Ann E. Austin, Professor of Higher, Adult, and Lifelong Education, Michigan State University
“Shaping Your Career is full of essential tools and advice to help early career faculty members navigate many confusing processes, such as grant writing, promotion, and tenure. This book is one that can be read cover to cover or used as a quick reference guide that covers the full range of issues we confront as we begin our careers in the professoriate.

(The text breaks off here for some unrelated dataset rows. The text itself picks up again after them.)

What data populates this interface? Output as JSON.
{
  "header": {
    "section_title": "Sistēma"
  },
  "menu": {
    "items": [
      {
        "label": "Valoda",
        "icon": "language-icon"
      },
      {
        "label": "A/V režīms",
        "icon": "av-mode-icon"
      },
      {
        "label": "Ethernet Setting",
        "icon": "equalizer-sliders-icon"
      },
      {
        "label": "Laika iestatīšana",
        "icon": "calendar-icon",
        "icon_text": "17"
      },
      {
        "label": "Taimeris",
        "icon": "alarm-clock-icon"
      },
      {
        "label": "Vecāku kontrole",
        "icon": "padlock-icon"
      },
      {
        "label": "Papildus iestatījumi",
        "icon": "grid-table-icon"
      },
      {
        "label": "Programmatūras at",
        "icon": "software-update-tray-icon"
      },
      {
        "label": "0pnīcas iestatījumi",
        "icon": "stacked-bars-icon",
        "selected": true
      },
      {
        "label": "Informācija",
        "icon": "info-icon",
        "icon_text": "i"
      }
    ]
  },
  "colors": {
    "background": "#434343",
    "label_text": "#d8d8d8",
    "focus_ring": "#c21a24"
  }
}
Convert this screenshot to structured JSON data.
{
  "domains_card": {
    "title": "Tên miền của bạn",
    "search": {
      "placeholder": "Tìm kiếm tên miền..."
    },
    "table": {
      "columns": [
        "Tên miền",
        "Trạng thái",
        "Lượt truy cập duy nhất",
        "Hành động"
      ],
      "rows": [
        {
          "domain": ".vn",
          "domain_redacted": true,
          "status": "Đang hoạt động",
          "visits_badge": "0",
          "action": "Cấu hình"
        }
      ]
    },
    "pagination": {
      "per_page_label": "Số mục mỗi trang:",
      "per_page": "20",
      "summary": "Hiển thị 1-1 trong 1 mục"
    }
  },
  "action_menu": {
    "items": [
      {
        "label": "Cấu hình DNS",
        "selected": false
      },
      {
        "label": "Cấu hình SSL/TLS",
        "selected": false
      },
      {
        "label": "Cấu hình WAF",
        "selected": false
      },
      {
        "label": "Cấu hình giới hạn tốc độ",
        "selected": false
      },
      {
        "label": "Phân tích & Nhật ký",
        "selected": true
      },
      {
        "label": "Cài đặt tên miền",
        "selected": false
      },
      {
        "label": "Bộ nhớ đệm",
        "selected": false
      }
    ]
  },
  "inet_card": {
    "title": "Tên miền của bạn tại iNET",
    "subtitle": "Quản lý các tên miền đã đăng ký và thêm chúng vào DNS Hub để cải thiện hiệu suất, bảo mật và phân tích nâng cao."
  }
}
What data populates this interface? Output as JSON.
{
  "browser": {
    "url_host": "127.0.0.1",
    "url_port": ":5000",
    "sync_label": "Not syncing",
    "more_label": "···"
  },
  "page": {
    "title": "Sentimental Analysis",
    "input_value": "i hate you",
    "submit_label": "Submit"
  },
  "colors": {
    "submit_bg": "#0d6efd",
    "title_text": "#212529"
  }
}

The authors act as guides to clear up some of the uncertainty around processes that are not given much, if any, attention during graduate training programs [and] draw attention to recent trends over the past two to three decades that have impacted the landscape of higher education and, more specifically, the role of the faculty member. This is done with unparalleled clarity and is especially helpful to those still considering graduate programs or those early in their careers as they consider their potential priorities and activities.
It is especially useful that the authors devote a full chapter to women and minority faculty members as these individuals face specific professional development and campus climate issues that are important to consider but that are often overlooked. [It] offers great tools for those visiting new campuses or seeking to better understand their own.
In conclusion, the authors of Shaping Your Career weave exercises, strategies, data, and anecdotes into the narrative in a way that makes this both a useful and enjoyable resource. The authors have produced a high-quality text that effectively fills a gap in the available literature centered on professional development for early career faculty. I highly recommend this book for those planning, pursuing, or supporting newer faculty appointments within 4-year institutions.”
Teachers College Record
"This book has vaulted to the top of my recommended reading list for new and prospective faculty members. This book counteracts the deluge of negative reports about how difficult life in academia has become. The message is positive, encouraging readers to exercise their agency and become the author of their careers.
The authors offer practical advice that takes into account the contemporary realities of faculty life. They emphasize a developmental perspective. Professional satisfaction comes with time, as you develop and discover your own 'sweet spot' which aligns your teaching, research and service with your personal values."